It is 6am and raining heavily at Chisomphayani Village in Traditional Authority (T/A) Mduwa in Mchinji District.
As a mother, Nelia Dulani is faced with multiple dilemmas. First, she is supposed to take her sick child to the hospital. Second, she has to walk four kilometres to and from a nearby borehole to fetch clean water for her family. And third she is supposed to join her husband in the garden.
She says she visits the hospital now and again with members of her family to get treatment for waterborne diseases, particularly diarrhoea.
“We are always sick and spend much of the time going to the hospital because of the water that we use. We get it from unsafe sources where livestock such as pigs also drink from,” she says.
Almost all challenges, including poor access to potable water, poor sanitation and poor hygiene affect women and children. Children and women like Dulani shoulder the burden of poor access to clean water as they often walk long distances to access the commodity or use water from unsafe sources.

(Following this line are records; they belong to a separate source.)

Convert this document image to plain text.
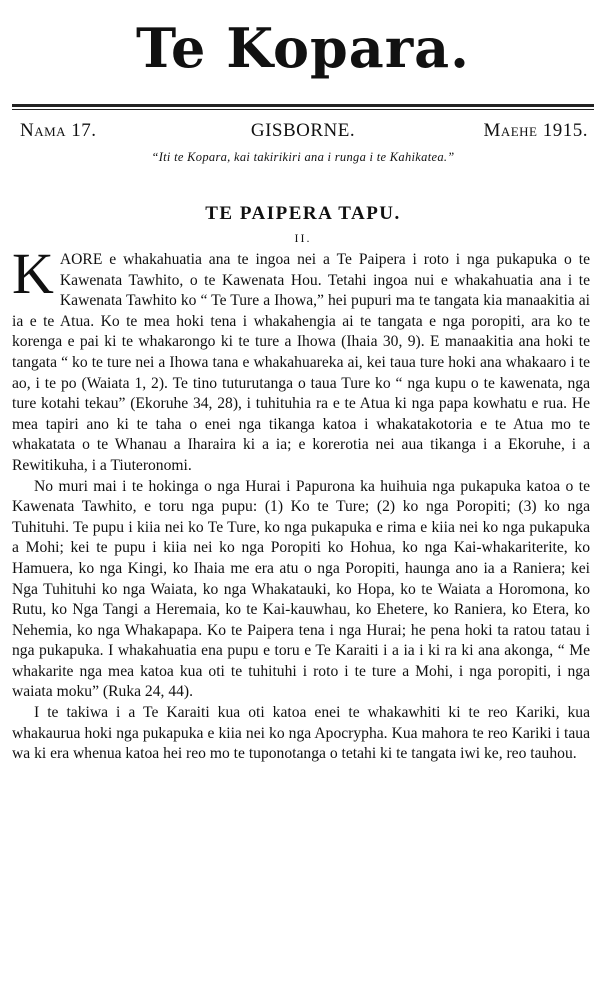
Te Kopara.
GISBORNE.
Nama 17.	Maehe 1915.
“Iti te Kopara, kai takirikiri ana i runga i te Kahikatea.”
TE PAIPERA TAPU.
II.

KAORE e whakahuatia ana te ingoa nei a Te Paipera i roto i nga pukapuka o te Kawenata Tawhito, o te Kawenata Hou. Tetahi ingoa nui e whakahuatia ana i te Kawenata Tawhito ko “ Te Ture a Ihowa,” hei pupuri ma te tangata kia manaakitia ai ia e te Atua. Ko te mea hoki tena i whakahengia ai te tangata e nga poropiti, ara ko te korenga e pai ki te whakarongo ki te ture a Ihowa (Ihaia 30, 9). E manaakitia ana hoki te tangata “ ko te ture nei a Ihowa tana e whakahuareka ai, kei taua ture hoki ana whakaaro i te ao, i te po (Waiata 1, 2). Te tino tuturutanga o taua Ture ko “ nga kupu o te kawenata, nga ture kotahi tekau” (Ekoruhe 34, 28), i tuhituhia ra e te Atua ki nga papa kowhatu e rua. He mea tapiri ano ki te taha o enei nga tikanga katoa i whakatakotoria e te Atua mo te whakatata o te Whanau a Iharaira ki a ia; e korerotia nei aua tikanga i a Ekoruhe, i a Rewitikuha, i a Tiuteronomi.

No muri mai i te hokinga o nga Hurai i Papurona ka huihuia nga pukapuka katoa o te Kawenata Tawhito, e toru nga pupu: (1) Ko te Ture; (2) ko nga Poropiti; (3) ko nga Tuhituhi. Te pupu i kiia nei ko Te Ture, ko nga pukapuka e rima e kiia nei ko nga pukapuka a Mohi; kei te pupu i kiia nei ko nga Poropiti ko Hohua, ko nga Kai-whakariterite, ko Hamuera, ko nga Kingi, ko Ihaia me era atu o nga Poropiti, haunga ano ia a Raniera; kei Nga Tuhituhi ko nga Waiata, ko nga Whakatauki, ko Hopa, ko te Waiata a Horomona, ko Rutu, ko Nga Tangi a Heremaia, ko te Kai-kauwhau, ko Ehetere, ko Raniera, ko Etera, ko Nehemia, ko nga Whakapapa. Ko te Paipera tena i nga Hurai; he pena hoki ta ratou tatau i nga pukapuka. I whakahuatia ena pupu e toru e Te Karaiti i a ia i ki ra ki ana akonga, “ Me whakarite nga mea katoa kua oti te tuhituhi i roto i te ture a Mohi, i nga poropiti, i nga waiata moku” (Ruka 24, 44).

I te takiwa i a Te Karaiti kua oti katoa enei te whakawhiti ki te reo Kariki, kua whakaurua hoki nga pukapuka e kiia nei ko nga Apocrypha. Kua mahora te reo Kariki i taua wa ki era whenua katoa hei reo mo te tuponotanga o tetahi ki te tangata iwi ke, reo tauhou.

According to Unicef Malawi, although 67 percent of Malawi’s households have access to drinking water, distribution among districts and between urban and rural areas is uneven.
The findings reveal that improved drinking water sources are more common in urban areas at 87 percent compared to 63 percent in rural areas. In rural areas, 37 percent of households spend 30 minutes or more to fetch drinking water in comparison to 13 percent in urban areas.

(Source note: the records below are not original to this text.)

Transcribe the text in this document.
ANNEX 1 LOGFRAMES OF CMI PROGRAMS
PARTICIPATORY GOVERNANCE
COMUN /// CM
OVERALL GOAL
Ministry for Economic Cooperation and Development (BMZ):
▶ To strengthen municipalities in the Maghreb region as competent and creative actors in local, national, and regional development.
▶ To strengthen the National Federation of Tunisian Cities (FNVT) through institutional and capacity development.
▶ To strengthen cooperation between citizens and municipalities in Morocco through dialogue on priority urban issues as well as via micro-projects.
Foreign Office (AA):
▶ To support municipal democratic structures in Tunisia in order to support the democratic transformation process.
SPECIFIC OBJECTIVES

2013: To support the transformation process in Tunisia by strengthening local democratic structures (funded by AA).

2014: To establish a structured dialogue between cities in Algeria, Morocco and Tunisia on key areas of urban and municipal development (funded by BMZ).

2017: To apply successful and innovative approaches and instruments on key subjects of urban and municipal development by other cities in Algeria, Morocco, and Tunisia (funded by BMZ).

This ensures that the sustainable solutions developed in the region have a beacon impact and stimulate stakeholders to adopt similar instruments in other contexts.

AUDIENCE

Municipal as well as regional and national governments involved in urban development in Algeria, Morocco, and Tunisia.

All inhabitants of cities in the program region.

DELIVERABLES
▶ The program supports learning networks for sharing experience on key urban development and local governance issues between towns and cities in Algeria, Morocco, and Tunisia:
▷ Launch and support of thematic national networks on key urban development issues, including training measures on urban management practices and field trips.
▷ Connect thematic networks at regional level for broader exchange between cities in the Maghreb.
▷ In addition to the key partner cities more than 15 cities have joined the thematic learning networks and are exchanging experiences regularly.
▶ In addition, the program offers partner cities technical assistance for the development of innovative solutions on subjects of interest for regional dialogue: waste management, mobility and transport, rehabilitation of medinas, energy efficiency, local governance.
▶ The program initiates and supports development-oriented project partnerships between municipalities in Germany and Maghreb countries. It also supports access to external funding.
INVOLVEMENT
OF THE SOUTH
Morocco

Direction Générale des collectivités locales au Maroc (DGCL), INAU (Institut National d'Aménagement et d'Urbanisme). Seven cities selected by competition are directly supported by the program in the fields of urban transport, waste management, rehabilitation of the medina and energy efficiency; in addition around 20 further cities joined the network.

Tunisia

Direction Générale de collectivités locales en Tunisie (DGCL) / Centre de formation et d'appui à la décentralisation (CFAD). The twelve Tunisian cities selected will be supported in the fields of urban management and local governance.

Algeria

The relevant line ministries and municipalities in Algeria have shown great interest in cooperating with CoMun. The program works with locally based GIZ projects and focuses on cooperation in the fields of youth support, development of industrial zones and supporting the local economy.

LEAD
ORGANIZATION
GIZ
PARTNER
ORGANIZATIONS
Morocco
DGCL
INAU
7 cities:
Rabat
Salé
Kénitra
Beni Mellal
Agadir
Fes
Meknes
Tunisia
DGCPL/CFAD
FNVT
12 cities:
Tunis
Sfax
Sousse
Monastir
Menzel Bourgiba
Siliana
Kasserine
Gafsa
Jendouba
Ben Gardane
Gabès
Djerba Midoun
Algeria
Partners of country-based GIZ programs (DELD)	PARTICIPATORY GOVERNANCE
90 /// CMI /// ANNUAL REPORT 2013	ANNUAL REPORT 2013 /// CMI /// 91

On sanitation and hygiene, Unicef notes that poor sanitation and hygiene are major contributors to the burden of disease and child survival, costing Malawi $57 million each year, or 1.1 per cent of growth domestic product.
Although significant progress has been made to eradicate open defaecation, which six percent of the population still practice, only 26 percent have access to basic sanitation services.
Evidence shows that improving access to water significantly increases the time women spend raising children and doing other household work, thereby increasing their productivity and improving child well-being.
It is against this background that New Apostolic Relief Organisation with support from Nak-Karitativ from Germany implememnted a Water, Sanitation and Hygiene (Wash) project in T/A Mduwa in Mchinji.
Among others, the project has installed two solar-powered water pumping systems that supply piped water to eight points.
New Apostolic Relief Organisation country programmes coordinator Anthony Ngwira says the project is a gift to people of Mchinji, particularly T/A Mduwa.
“We have implemented this project to the tune of K140 million with support from the Nak-Karitativ, a German non-governmental organisation and it is a gift to the Mduwa communities. This water and sanitation project was launched in 2019 with the aim of contributing to increased access to safe water and sanitation coverage through basic sanitation infrastructure and hygiene promotion,” he says.
According to Ngwira, the installed 13 water points are benefiting over 669 households with a population of 4 356, including 911 primary school learners while the 14 improved latrines are benefiting at least 3 986 learners (2 085 girls and 1 901 boys), 1 000 traders and 250 mothers at the under-five clinic.
He says the project has also facilitated the formation of 18 village savings and loan (VSL) groups for 13 water points, popularly known as banki pampopi or banki pamjigo.
“The idea is to improve the economic status of the community, especially women. A good percentage of their earnings through small-scale household businesses will be used to contribute to the community development fund which is aimed at sustaining the project through maintenance of Wash facilities,” says Ngwira.
Dulani says she can now afford a smile because her family is no longer suffering from waterborne diseases because they are accessing clean piped water.
“We now have piped water in our village and my family members are always healthy because we use clean water. We thank the project for bringing piped water to our village,” she says.
T/A Mduwa says the coming of the Wash project to his area signifies the dawn of a new era as far as access to potable water and hygiene facilities is concerned.
Says the chief: “We are happy now that we have access to clean piped water and modern sanitation facilities which are contributing to people’s well-being, including reducing cases of waterborne diseases.”
Mchinji District Council chairperson White Musha describes the project as a huge contribution to government and people of Mduwa.